BTW…I see from your profile you’re a relative noob? If so, do yourself a favor and buy/read anything you can get your hands on by Massad Ayoob, particularly covering the legal aspects.
He pisses a lot of folks off because he often challenges “conventional wisdom”, but I enjoy his work more than any I’ve yet run across, and his challenges to conventional wisdom are always food for thought.
(I particularly enjoy the legal articles he writes every issue for Combat Handguns magazine).

so_cold
July 6, 2008, 10:57 PM
If you like the 1911 then I would suggest looking at the Springfield 1911. It is about $630 brand new, so a used one would be possible to find at $500. This is just a thought. I like the gun a lot, but I feel personally that it would be uncomfortalbe to me to carry as it is quite heavy.

I am partial to the Glock. They are reliable and just all around awesome guns. Some people do not care for the safety system on them, but I feel like they are a solid gun, reliable, and also affordable as a new Glock runs about $500 right now. These are just my feelings on the issue.

God bless,
SC

DFW1911
July 6, 2008, 11:11 PM
Sig P220...don't forget that one... Its a 45 acp (large caliber, single stack)...and the only Sig I ever liked.

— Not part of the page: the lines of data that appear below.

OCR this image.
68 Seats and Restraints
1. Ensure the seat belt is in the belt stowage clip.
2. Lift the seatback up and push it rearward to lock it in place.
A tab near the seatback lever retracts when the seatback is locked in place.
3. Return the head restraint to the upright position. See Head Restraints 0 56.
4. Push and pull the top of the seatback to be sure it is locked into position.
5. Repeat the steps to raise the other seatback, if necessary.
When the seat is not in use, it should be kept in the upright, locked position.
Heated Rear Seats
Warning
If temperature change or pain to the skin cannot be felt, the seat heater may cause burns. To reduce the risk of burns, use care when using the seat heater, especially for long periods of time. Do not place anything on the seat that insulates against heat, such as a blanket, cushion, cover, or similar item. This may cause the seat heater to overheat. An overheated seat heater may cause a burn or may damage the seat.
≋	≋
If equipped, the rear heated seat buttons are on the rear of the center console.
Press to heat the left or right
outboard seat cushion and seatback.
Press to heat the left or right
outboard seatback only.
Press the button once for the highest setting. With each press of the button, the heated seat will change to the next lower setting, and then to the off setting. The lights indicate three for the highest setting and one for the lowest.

+1. Of all the Sigs I own this one is by far my favorite...actually it's the only one I'd consider for CCW.

I highly recommend checking it out before you make your decision.

Good luck!

DFW1911

machinisttx
July 6, 2008, 11:50 PM
I suppose I'll throw my two cents in since you asked.

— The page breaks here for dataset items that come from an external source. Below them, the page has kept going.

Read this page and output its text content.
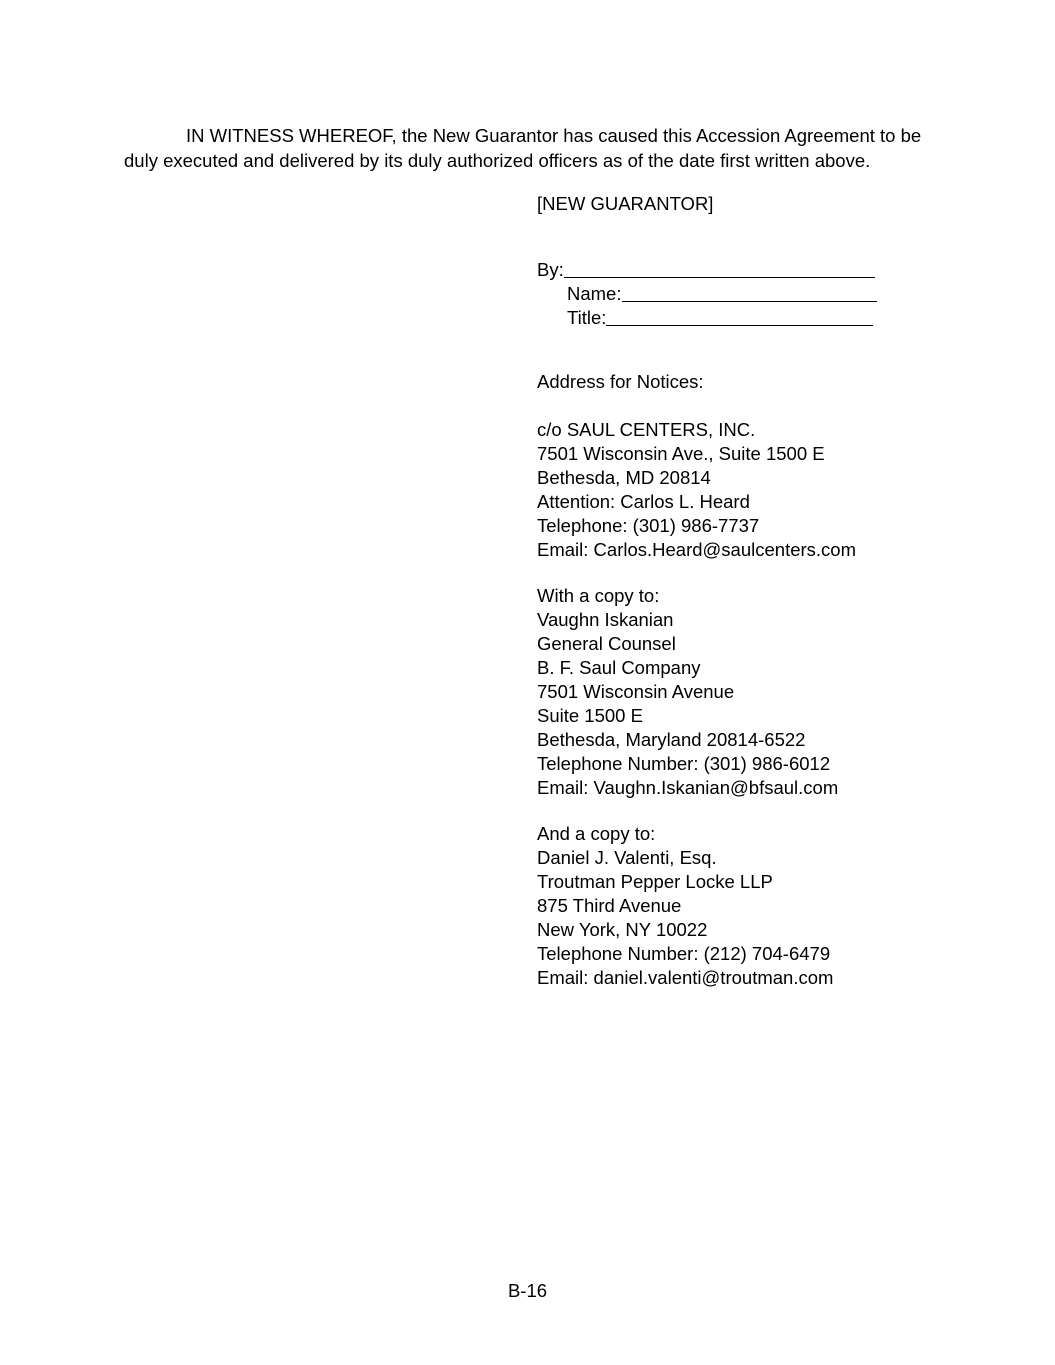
IN WITNESS WHEREOF, the New Guarantor has caused this Accession Agreement to be duly executed and delivered by its duly authorized officers as of the date first written above.

[NEW GUARANTOR]
By:
Name:
Title:
Address for Notices:
c/o SAUL CENTERS, INC.
7501 Wisconsin Ave., Suite 1500 E
Bethesda, MD 20814
Attention: Carlos L. Heard
Telephone: (301) 986-7737
Email: Carlos.Heard@saulcenters.com
With a copy to:
Vaughn Iskanian
General Counsel
B. F. Saul Company
7501 Wisconsin Avenue
Suite 1500 E
Bethesda, Maryland 20814-6522
Telephone Number: (301) 986-6012
Email: Vaughn.Iskanian@bfsaul.com
And a copy to:
Daniel J. Valenti, Esq.
Troutman Pepper Locke LLP
875 Third Avenue
New York, NY 10022
Telephone Number: (212) 704-6479
Email: daniel.valenti@troutman.com
B-16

I started out carrying a full size 1911 and quickly decided that it was just too big. The weight didn't bother me, but the size made it difficult for me to conceal. I decided to sell the full size and buy a smaller 1911, a Springfield Micro Compact in .45 ACP. It's much better suited to carry, and lots easier to conceal.

Some time later, I traded into a Taurus 85 snubby and found the joy of carrying a reasonably light weight gun. It was even easier to conceal, and sometimes I forgot I even had it. I shot the little gun a lot, and it started to loosen up.

At that point, I began the hunt for a SP101 in .357. I found one, and it's still my primary carry piece.

I can tell you two things at this point.

1. If the gun is uncomfortable to carry or difficult to conceal, it will probably get left at home.
2. There's virtually no reason someone can't carry a J frame or something equivalent on a daily basis. As long as you aren't a nudist, you can conceal it.

I'll also add that if you do settle on a J frame, shoot the thing! They aren't easy to shoot well, and they aren't the most pleasant guns to shoot---but you need to practice lots if you carry a J frame.

As much as I dislike them, a J frame is probably the most carried gun out there, and light years ahead of that .44 Magnum you left at home in the sock drawer.

LightningJoe
July 7, 2008, 03:08 AM
I don't believe you mentioned your preferred carry mode. If you want pocket carry (recommended for most), then the snubs you listed look good. There are some small 9mms, too. And an assortment of mouseguns if you're not a caliber fanatic.

The Unknown User
July 7, 2008, 04:15 AM
I don't believe you mentioned your preferred carry mode. If you want pocket carry (recommended for most), then the snubs you listed look good. There are some small 9mms, too. And an assortment of mouseguns if you're not a caliber fanatic.
I'm intending to carry on my hip. I considered ankle or pocket carry, but frankly, I don't want to carry on my ankle, and my pockets are already full of stuff all the time. I'd feel more comfortable with it on my hip, honestly.

I've been told a few times that a snub-nose is really good regardless of how you carry, but that a semi-auto is a bit better for hip carry simply because it lays flat.

dogmush
July 7, 2008, 05:30 AM
RIA Tactical 1911 (http://www.centerfiresystems.com/AC-RI1911TAC.aspx)

Then get a good holster and a good belt. I hide mine in shorts and a T-shirt in FL with no problem. No need to spend $800.